Gott, den vielfachen Opfern des alten Gesetzes hast Du in dem einen vollkommenen
Opfer ihre Erfüllung geben. Nimm an das Opfer Deiner getreuen Diener und heilige
es mit gleichem Segen wie einst die Opfergaben Abels.

Und was einjeder zur Ehre Deiner Majestät dargebracht hat, laß es allen gereichen zum Heil.

Ferner stattete an diesem Sonntag der Generalvikar des Instituts Christus König und Hoherpriester, der Hochwürdigste Monsignore Michael Schmitz, dem Basler Apostolat einen Besuch ab.

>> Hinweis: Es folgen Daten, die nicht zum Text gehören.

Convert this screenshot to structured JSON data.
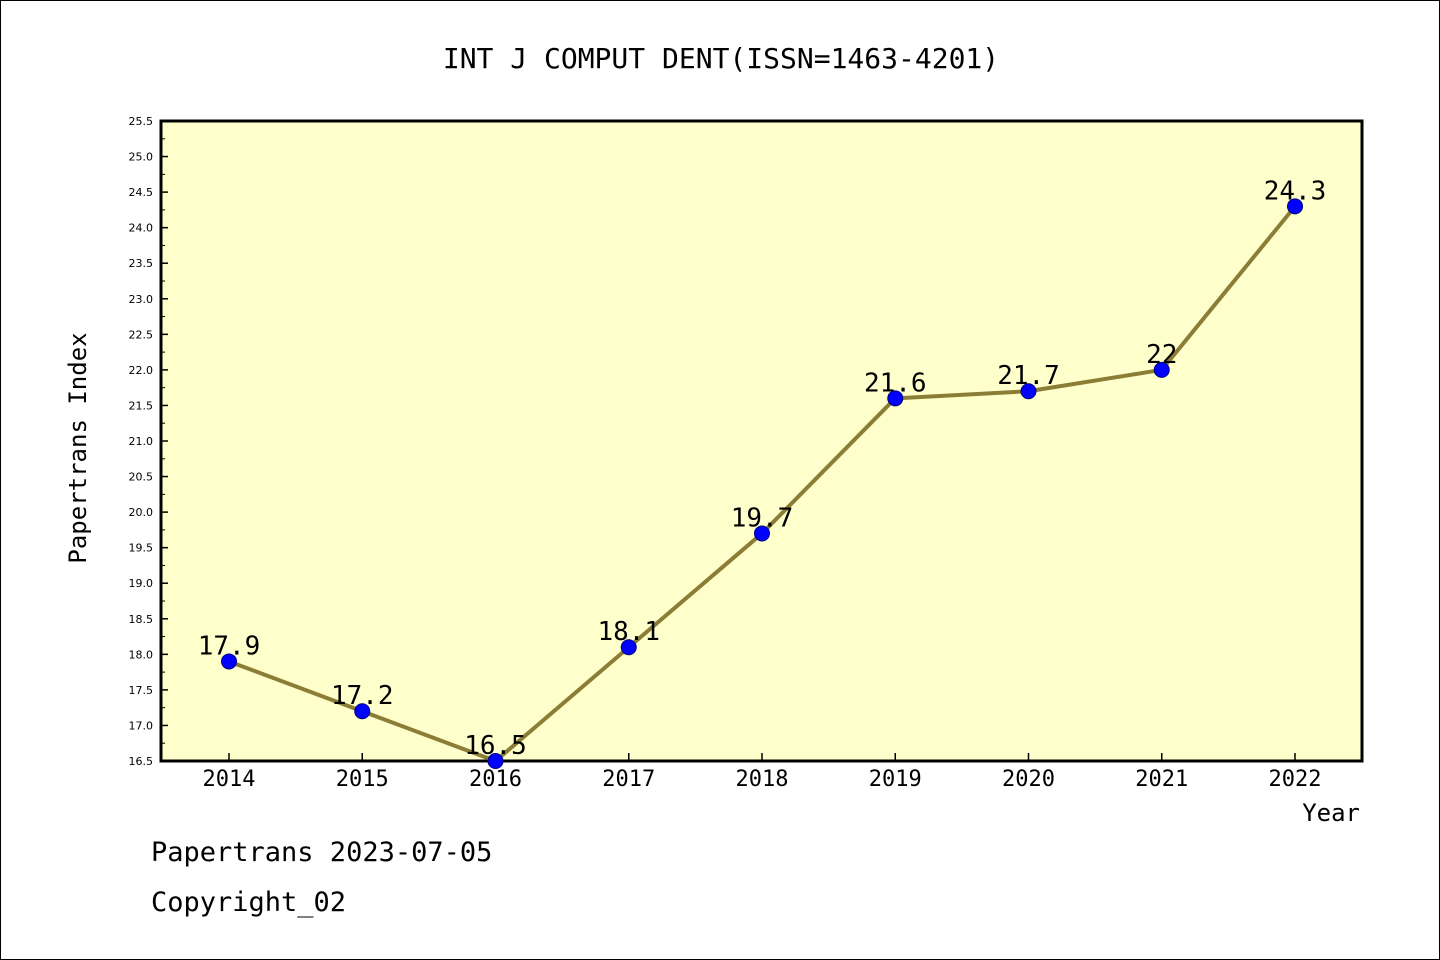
{
  "chart_data": {
    "type": "line",
    "title": "INT J COMPUT DENT(ISSN=1463-4201)",
    "xlabel": "Year",
    "ylabel": "Papertrans Index",
    "categories": [
      "2014",
      "2015",
      "2016",
      "2017",
      "2018",
      "2019",
      "2020",
      "2021",
      "2022"
    ],
    "series": [
      {
        "values": [
          17.9,
          17.2,
          16.5,
          18.1,
          19.7,
          21.6,
          21.7,
          22.0,
          24.3
        ],
        "point_labels": [
          "17.9",
          "17.2",
          "16.5",
          "18.1",
          "19.7",
          "21.6",
          "21.7",
          "22",
          "24.3"
        ]
      }
    ],
    "ylim": [
      16.5,
      25.5
    ],
    "yticks": [
      16.5,
      17.0,
      17.5,
      18.0,
      18.5,
      19.0,
      19.5,
      20.0,
      20.5,
      21.0,
      21.5,
      22.0,
      22.5,
      23.0,
      23.5,
      24.0,
      24.5,
      25.0,
      25.5
    ],
    "ytick_labels": [
      "16.5",
      "17.0",
      "17.5",
      "18.0",
      "18.5",
      "19.0",
      "19.5",
      "20.0",
      "20.5",
      "21.0",
      "21.5",
      "22.0",
      "22.5",
      "23.0",
      "23.5",
      "24.0",
      "24.5",
      "25.0",
      "25.5"
    ],
    "grid": false,
    "legend": "none"
  },
  "footer": {
    "source": "Papertrans 2023-07-05",
    "copyright": "Copyright_02"
  },
  "colors": {
    "plot_background": "#ffffcc",
    "line": "#8b7d35",
    "marker": "#0000ff",
    "axis": "#000000"
  }
}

Ausgehend vom Evangelium (Matth. 7) mit den Wölfen im Schafspelz, dem miesen Baum mit seinem faulen Ertrag und den Früchten, an denen man so manches erkennen könne, schlug er in der Predigt einen Bogen durch den Glauben und die Tradition der Kirche. Er ging etwa auf modernes Theologengesülze (das sind jetzt meine Worte) ein, welches das Gebetsleben eher untermininiert als bereichert. Das progressive Gewäsch, das man sich dabei denken mag, und dessen Früchte kommen mir tatsächlich irgendwie bekannt vor ... und ich will damit keineswegs mit dem Finger auf andere zeigen.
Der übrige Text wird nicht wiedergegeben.